Fleur Webb, designer and owner of womenswear label Fleur B and the Fleur B boutique applies her customer insight to her chic designs and sophisticated boutique.
Fleur B. autumn 16
After working as a buyer for Next and Debenhams, in 2008, Fleur Webb made her first foray into retail when she co-founded the boutique Feather & Stitch in Richmond, south-west London. Since then, she has moved on to launch her own contemporary womenswear label, Fleur B, also opening the Fleur B boutique in London’s Chelsea, which stocks her own brand alongside brands such as See by Chloé and Vanessa Bruno. She designs contemporary collections informed by her former career as a buyer, her shopfloor insights from the Fleur B store and her passion for amateur photography.
How do you describe Fleur B?
Fleur B is a stylish contemporary womenswear label. Primarily, I think of myself as a creative and a designer, but I’m also a businesswoman. I’m pretty much involved in every aspect of the business in the shop, from the window displays to the admin to the social media and the design.
What is your favourite aspect of the business?
It all goes hand in hand.
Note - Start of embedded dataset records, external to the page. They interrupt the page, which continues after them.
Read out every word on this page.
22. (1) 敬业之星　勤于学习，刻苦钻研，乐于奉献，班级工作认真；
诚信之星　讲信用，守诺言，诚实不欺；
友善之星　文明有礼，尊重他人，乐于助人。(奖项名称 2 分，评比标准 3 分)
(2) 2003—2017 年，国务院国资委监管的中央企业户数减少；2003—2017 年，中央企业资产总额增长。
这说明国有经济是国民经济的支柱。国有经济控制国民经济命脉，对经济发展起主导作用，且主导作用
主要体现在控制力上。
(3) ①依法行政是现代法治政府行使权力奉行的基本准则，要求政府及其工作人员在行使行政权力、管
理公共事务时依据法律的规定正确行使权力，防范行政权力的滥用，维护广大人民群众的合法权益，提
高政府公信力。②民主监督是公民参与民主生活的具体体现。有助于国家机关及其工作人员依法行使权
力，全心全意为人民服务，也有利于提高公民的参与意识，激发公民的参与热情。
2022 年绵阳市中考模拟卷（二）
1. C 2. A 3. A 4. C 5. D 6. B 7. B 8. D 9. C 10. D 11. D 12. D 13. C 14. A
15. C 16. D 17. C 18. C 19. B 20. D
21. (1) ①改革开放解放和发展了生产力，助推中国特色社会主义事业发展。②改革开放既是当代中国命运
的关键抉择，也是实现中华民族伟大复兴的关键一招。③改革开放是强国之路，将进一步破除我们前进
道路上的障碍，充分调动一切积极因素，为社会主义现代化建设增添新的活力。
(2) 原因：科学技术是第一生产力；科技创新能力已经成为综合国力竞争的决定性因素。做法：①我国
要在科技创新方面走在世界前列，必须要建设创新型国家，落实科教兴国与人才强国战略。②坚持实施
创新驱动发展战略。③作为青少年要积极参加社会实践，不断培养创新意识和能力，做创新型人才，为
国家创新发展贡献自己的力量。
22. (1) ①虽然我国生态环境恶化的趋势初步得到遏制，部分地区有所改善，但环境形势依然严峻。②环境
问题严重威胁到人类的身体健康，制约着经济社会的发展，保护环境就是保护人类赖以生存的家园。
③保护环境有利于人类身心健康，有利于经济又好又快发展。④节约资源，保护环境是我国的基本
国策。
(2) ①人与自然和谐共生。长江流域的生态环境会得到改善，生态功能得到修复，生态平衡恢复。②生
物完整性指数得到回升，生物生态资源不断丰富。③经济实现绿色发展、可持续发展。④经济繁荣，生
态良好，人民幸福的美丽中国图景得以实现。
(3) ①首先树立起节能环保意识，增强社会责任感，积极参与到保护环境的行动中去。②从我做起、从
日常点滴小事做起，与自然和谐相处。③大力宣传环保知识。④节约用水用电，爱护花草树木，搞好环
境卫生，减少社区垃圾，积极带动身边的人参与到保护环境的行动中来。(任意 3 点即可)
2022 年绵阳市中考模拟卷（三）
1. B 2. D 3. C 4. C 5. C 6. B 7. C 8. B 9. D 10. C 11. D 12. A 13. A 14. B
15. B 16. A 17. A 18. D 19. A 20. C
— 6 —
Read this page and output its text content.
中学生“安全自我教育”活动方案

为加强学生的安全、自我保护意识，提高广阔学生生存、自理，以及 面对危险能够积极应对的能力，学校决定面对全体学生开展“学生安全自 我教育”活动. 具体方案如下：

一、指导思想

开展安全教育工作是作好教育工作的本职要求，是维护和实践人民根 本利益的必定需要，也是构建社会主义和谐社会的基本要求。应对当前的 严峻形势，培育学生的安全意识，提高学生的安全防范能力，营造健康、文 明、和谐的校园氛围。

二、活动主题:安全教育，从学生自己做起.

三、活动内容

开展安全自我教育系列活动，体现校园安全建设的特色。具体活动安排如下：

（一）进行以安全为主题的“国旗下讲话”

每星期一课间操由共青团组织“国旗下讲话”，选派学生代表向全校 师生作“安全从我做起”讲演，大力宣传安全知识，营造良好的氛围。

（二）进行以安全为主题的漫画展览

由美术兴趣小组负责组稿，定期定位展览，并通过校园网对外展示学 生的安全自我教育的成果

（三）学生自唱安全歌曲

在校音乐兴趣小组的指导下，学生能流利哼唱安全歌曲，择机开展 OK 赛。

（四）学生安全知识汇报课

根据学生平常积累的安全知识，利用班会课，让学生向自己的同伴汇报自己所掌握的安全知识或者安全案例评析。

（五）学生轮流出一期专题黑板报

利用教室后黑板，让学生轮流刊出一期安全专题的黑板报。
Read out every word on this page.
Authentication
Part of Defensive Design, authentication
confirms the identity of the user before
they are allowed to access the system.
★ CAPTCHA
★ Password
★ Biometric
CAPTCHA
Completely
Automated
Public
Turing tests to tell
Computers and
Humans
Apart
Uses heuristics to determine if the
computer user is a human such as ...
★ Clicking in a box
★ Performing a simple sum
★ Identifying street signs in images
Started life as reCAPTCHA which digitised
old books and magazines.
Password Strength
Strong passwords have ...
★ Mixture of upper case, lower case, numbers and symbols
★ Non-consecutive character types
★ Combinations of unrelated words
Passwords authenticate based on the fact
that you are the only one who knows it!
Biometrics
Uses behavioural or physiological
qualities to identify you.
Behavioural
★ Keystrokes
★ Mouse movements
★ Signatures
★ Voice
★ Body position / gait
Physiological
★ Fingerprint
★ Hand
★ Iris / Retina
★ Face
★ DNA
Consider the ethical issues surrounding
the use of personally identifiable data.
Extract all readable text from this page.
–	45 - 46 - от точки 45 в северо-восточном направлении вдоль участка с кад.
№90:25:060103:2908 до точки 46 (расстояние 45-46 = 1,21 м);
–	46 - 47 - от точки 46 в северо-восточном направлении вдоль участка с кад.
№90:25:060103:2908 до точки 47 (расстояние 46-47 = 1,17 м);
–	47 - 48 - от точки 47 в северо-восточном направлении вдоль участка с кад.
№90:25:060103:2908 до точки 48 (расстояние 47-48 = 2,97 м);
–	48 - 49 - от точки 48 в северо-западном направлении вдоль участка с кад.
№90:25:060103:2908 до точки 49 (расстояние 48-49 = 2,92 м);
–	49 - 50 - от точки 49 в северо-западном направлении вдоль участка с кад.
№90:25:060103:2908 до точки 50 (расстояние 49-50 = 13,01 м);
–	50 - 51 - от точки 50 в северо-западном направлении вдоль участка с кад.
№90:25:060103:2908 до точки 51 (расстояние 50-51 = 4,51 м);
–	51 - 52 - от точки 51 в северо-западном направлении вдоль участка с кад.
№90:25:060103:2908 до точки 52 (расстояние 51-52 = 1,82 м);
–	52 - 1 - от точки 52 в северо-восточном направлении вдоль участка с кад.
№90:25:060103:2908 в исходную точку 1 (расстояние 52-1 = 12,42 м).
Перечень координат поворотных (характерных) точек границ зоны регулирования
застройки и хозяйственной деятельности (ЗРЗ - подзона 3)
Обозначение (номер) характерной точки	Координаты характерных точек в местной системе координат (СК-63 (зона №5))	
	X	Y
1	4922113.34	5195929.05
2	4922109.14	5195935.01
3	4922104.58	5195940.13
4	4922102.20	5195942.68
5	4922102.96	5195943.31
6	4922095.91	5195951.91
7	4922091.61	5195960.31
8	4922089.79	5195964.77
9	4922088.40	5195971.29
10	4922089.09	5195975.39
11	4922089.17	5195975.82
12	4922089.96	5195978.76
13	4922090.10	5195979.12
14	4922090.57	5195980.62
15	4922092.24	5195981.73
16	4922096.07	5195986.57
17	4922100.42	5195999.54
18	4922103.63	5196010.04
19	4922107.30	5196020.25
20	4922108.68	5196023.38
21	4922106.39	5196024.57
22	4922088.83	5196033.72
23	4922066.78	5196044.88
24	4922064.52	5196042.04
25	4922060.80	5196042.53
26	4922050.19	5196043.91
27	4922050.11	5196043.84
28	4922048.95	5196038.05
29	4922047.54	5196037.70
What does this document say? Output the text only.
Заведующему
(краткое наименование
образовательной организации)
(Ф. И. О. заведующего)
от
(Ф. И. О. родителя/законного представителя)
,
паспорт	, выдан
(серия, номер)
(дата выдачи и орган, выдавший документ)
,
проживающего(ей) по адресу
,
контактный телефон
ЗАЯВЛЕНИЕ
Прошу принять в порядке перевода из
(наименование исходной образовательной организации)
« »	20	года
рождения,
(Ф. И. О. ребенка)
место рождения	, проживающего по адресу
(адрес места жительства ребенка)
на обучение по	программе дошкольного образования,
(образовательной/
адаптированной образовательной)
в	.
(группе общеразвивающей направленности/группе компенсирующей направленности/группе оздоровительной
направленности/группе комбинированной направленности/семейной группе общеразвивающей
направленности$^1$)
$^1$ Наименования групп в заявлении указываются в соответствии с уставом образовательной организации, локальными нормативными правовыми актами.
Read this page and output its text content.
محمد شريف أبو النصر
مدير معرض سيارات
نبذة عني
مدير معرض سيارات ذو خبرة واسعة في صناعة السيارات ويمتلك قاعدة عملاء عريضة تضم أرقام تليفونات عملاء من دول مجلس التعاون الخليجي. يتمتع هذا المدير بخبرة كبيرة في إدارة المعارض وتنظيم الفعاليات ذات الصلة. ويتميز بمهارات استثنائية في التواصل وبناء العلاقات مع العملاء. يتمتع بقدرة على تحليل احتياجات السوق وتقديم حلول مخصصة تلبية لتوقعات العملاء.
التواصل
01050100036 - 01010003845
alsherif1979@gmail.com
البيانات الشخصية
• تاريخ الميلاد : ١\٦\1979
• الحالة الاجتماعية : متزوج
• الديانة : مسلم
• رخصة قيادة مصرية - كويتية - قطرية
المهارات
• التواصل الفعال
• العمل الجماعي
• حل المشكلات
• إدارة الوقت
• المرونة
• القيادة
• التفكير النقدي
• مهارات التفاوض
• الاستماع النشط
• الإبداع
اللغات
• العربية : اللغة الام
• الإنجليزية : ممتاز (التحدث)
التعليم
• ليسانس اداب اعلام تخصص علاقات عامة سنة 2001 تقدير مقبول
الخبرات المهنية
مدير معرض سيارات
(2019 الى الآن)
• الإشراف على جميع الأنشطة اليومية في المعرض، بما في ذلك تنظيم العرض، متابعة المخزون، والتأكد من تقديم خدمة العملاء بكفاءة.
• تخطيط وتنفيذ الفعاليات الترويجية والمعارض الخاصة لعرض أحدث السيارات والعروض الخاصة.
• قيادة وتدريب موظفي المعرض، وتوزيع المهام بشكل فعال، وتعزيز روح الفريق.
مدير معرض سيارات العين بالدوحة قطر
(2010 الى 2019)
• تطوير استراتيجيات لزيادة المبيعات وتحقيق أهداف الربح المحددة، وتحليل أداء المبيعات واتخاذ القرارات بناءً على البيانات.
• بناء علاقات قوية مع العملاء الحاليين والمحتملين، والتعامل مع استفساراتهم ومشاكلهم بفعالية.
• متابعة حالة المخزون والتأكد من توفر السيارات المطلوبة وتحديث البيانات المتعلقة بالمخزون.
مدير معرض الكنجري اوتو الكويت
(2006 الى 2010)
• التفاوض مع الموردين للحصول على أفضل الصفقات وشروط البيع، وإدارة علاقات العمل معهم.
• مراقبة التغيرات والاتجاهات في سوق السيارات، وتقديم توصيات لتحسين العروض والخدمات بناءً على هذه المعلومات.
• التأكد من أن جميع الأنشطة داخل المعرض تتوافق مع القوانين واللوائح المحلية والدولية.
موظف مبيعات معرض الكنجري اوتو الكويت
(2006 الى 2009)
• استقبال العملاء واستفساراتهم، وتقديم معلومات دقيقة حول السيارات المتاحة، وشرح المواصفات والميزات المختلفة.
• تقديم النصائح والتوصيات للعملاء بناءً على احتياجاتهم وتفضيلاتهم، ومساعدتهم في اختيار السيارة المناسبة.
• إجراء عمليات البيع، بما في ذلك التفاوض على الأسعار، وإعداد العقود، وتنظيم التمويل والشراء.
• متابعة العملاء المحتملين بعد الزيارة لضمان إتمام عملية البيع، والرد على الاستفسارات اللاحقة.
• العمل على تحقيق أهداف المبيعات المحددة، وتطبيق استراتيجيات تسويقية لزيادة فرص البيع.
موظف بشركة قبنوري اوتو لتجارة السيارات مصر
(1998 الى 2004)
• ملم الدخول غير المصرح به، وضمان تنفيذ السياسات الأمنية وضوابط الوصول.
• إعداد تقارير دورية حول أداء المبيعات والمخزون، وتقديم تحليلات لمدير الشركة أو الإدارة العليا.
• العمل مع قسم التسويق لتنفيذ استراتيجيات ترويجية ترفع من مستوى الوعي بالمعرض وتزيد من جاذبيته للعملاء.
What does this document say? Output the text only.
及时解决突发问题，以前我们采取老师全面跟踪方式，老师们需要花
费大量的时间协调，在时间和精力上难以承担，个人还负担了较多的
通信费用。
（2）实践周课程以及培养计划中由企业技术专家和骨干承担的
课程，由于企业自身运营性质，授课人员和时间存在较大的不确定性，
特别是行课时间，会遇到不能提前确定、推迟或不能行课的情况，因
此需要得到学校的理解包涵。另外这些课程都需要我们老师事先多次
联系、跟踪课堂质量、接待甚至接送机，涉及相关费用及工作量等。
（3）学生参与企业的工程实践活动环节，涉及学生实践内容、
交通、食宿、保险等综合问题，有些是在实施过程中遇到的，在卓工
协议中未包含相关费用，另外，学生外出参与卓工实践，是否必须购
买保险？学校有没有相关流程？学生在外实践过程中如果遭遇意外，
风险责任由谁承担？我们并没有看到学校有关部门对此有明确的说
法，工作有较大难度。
The most fun part is absolutely creating our own brand and doing the design, but I adore working on the shop floor and meeting customers.
Fleur B. Boutique
What made you decide to start your own label?
I started my own line in 2012, as I missed the creative side of product development. I got a lot of feedback from the shopfloor [at Feather & Stitch] and felt there were little bits and pieces missing from the collections we had. We started off simply with printed silks, and since then we have evolved into tailoring, leather and outerwear.
What do you do to get inspiration?
I’m an amateur photographer, so I’m always taking pictures. Anything that interests me or inspires me, I’ll take a photo. I’m always snapping and I always have my camera nearby. I have quite a large collection of imagery to inspire me and pull the collections together.
How did your background as a buyer shape the way you design?
When you have a buying background, everything always comes back to the customer – you have much more of a commercial sense to what you’re creating. I would describe the collection as trend influenced, not trend led. I’m always thinking about whether something is wearable for the customer.
How would you describe the aesthetic of the Fleur B shop?
Very contemporary. It’s a stylish simple aesthetic, but very girly and a little bit playful.
Fleur B. autumn 16
How would you describe your personal style?
It’s very similar to my customer really: influenced, not led, by trends. I will only wear what suits me, but I do always want to have a little of the look of the season.
What’s the best business advice you’ve ever received?
Stay focused and keep it simple.
Can you tell us a bit more about your initiative to support new designers: Fashion Springboard?
It’s hard to bridge the gap between being an incredibly talented designer and placing yourself in front of the customer. We wanted to pioneer the project in order to give new designers the opportunity to do that. I want to give retail space to new designers so they can get the kind of customer feedback they might otherwise not have.
Who do you admire most in the fashion industry?
Yasmin Sewell [fashion director of Condé Nast’s upcoming style.com] – she has such an instinctive eye for fashion. She always looks fresh and directional, but everything is very wearable.
What’s your career highlight to date?
Probably the Fleur B line’s first wholesale order. It was a collaboration with Anthropologie. That was the first time I saw Fleur B outside my own shop and in another store.
Favourite clothing brand?
See by Chloé
Favourite places to shop?
I always make time to shop when I’m travelling – I absolutely adore Merci in Paris
Last fashion purchase?
In the US, I bought a pair of plaid cropped flares
Cyprus. I have children, so holiday time tends to revolve around them.
Last book you read?
French Women Don’t Get Fat by Mireille Guiliano – it’s all about being a total foodie but having to have some moderation.
Sales assistant at Karen Millen – back in the early days when she only had two shops.
What would you do if you didn’t work in fashion?
I’d be a therapist. I find people’s behaviour and motivations absolutely fascinating.